We are witnessing the large-scale industrialization of data center, operated by various enterprises. In this brief article, let us look into the concerns of CIOs around cloud computing.
We are witnessing the large-scale industrialization of data center, operated by various enterprises and the concerns of CIOs around cloud computing have to be very clear. In order to understand the concept of cloud computing, the CIO has to know about the cost and flexibility of cloud computing and should have an idea on what is happening to data, where did it go, who accessed it and how the data can be secure. The cloud providers don’t have all the information on these queries. It is sometimes unfortunate that the CIO is considering moving their mission critical systems to the public cloud without knowing the specific requirements of enterprise cloud systems. With the public cloud the only recourse is what is written in an SLA and money-back guarantees are very far away from level of assurance that an enterprise CIO needs.
Let’s look into the concerns of CIOs around cloud computing
Security: Security is a function of the security professionals’ talent, those who lock down workloads and data, whether in the cloud or not. However, these days the security services found in public clouds are more advanced than what many enterprises can afford on premises, and it’s much easier to implement. That’s why security is typically better in the public cloud.
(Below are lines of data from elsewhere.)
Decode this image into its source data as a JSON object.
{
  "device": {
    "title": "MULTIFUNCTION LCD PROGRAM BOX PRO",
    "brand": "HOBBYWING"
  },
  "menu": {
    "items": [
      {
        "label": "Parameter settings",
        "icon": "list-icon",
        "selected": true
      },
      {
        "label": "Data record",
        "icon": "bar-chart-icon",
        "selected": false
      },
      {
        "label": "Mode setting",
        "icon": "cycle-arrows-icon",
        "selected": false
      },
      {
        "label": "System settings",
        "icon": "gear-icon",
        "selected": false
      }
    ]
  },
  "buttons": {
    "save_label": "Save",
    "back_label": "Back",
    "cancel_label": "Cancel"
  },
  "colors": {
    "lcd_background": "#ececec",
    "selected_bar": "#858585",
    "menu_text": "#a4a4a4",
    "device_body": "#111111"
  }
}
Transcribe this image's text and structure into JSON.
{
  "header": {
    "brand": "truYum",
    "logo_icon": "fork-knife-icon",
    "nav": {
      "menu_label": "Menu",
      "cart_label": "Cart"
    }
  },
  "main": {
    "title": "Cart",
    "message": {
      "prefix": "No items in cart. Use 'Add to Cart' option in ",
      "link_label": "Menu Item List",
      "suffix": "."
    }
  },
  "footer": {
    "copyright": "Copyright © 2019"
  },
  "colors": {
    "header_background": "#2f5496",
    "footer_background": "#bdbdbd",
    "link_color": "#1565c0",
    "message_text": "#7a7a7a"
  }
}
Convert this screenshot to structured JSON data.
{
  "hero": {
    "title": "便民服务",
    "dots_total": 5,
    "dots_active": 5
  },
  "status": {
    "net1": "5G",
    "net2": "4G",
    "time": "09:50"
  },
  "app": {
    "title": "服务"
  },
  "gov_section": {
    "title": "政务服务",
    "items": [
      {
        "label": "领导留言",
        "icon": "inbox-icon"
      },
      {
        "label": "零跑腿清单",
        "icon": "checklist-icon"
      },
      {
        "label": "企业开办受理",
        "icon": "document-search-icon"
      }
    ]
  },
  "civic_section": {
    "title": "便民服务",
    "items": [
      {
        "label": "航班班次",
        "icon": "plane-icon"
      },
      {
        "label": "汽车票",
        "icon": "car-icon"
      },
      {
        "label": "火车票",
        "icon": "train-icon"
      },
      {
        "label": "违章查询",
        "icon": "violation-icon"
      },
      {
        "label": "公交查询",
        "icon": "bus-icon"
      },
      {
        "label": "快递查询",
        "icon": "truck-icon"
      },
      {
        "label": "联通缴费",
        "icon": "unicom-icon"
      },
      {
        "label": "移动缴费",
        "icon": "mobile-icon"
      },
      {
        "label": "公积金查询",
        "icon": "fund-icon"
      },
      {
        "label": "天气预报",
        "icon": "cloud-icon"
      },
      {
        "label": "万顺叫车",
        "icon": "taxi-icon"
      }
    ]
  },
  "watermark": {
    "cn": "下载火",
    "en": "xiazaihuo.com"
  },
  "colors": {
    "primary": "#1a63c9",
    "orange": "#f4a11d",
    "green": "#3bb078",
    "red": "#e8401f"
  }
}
Availability: How a public cloud model can deliver as reliable a performance as enterprises owning their own data centers. Consider how the earthquake and subsequent tsunami in Japan made the banking community realize that having a main data center in Tokyo with a backup in Yokohama, just 50km away, wasn’t such a smart idea. Contrast that with the latest object-store solutions that provide multi-continent, multi data-center storage redundancy and availability. It is here that certification can play a key role as it is possible to analyze and correlate the risks.
Confidentiality: Since IBM’s Craig Gentry announced his Fully Homomorphic Encryption (FHE) scheme there has been intense research in the academic community to build something practical. FHE implies that you can store encrypted data in the cloud using encrypted applications and the data never needs to be decrypted, even in memory. Indeed the results only needs to be decrypted locally when an authenticated end user needs to view it, thereby removing any possibility of the cloud operator or outside attacker breaching the confidentiality of the data.
Integrity: Integrity is one of the security triad and can be addressed with Keyless Signature Infrastructure (KSI) which provides a mechanism for CIOs to dynamically attest that their systems and data are in a clean unmodified state in real-time and act when a unauthorized modification is detected. It also keeps the public cloud administrators honest – everything that happens in the cloud environment can be verified independently. When something goes wrong there will be forensically auditable evidence to prove what happened.
Regulatory compliance requires enterprises to prove the integrity of their archived data, spending as much as $10,000 per TB for hardware-based solutions. Now this can be done in software in a public cloud at a small fraction of the price.
The Road Ahead
The best CIOs will use their influence to help the business overcome the challenges in the cloud. Rather than being the point of contact for all IT decisions, CIOs will use their knowledge to help the business exploit the technology investments it makes. Successful CIOs of the future will be customer-centric executives with an expertise in governance and an obsession with creating inherently safe products and services.